Now, the community warms my heart. When I suffered a bit of girl induced heartbreak, a whole range of people asked me if I was okay, and the South African took me out drinking in a park. I was subsequently asked ‘are you alright today love? I heard about your troubles’ countless times. They seemed to genuinely care and offered platitudes such as ‘good riddance’ and ‘you’re better off here, love’. The Polish guy also took me out drinking as a result of said troubles (which never seem to end). But I suspect he might have been trying to hook me up with his sweet, stuttering brother.
There is something to be said about experiencing emotional trauma while sharing a pungent smelling, noisy room with 18 people. You don’t have privacy to cry, or have angry conversations with friends or eat your weight in chocolate. As one fresh arrival put it, you’re experiencing all of these intense feelings, but everyone is on their computers or phones or reading their books and you can’t really cope. It’s interesting to feel isolated when you’re surrounded by people, so we made an effort to talk to each other and ask about life stories. Said new arrival told me about her heart break – I invited her to tell me about her intense emotional experience, since I had just shared my intense emotional experiences with half the hostel a week before. She also told me about finding somewhere to live. She was so enthusiastic that she claims she ‘overhugged’ her potential housemate and, like an over eager date, texted the housemate encouraging her to let her live with them. This kind of excited desperation for an alternative living situation is common. People want homes, as much as they enjoy the community of living in hostel.
Now, the downside to this community is that a lot of the people are do-lally, and you get lulled into a false sense of security. You start thinking all of the goings on are normal. The thought only occasionally crosses your mind as you embark on a spontaneous adventure ‘what if I’m about to be that dumb tourist’. It should be a bigger deal, but hostel life normalises blurring boundaries. I grew to be incredibly fond of these people and the way of life; the camaraderie that comes from sharing a room with 18 people. But then you wake up in the morning to find that someone has pinched the knickers you left to dry in a broken shower. You can leave your laptop lying about, no problem, but leave your knickers to dry for a night and they get lifted.

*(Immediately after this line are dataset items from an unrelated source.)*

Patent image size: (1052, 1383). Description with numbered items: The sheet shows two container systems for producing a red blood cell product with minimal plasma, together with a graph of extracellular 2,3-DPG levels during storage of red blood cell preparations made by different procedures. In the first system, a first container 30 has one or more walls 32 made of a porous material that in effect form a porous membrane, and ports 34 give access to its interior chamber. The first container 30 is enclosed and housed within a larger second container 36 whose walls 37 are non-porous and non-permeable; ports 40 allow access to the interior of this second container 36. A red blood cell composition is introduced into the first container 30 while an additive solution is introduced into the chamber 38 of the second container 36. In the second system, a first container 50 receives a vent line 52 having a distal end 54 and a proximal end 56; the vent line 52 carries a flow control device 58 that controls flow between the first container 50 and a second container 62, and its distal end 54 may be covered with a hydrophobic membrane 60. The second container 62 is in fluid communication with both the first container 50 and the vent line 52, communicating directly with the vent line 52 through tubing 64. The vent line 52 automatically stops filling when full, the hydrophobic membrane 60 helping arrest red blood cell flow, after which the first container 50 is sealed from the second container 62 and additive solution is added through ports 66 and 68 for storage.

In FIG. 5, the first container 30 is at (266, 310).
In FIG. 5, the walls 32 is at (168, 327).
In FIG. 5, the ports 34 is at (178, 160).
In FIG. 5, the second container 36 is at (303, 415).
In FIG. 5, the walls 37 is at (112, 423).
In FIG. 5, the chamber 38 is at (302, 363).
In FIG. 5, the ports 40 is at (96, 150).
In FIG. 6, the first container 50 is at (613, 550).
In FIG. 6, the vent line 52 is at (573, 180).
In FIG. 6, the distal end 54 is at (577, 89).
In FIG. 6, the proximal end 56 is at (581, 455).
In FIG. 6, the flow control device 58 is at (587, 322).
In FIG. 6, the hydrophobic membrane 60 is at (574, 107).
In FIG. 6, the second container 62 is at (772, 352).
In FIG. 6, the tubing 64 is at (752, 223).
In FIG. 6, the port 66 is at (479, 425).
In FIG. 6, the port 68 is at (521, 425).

So, despite missing the sense of people being around who care about you, and the comfort of being surrounded by people when you’re having the hardest time, and meeting new people from different countries constantly and chewing the fat of life with them at all hours, I will not miss the 3 AM farting contests or the pungent people smell of 18 people in confined quarters, or knowing that someone has my knickers under their pillow, or having drunkards come in at 2 AM when you have work in the morning or not having a kettle to make tea. But mostly the bit about the tea.
Now that I’ve moved into a real home, I’m sure not taking my tea for granted. The day I moved in, I just lay on the bed and enjoyed being alone. Sleeping in a room alone for the first time in 3 weeks – I tell you, being alone never felt so good.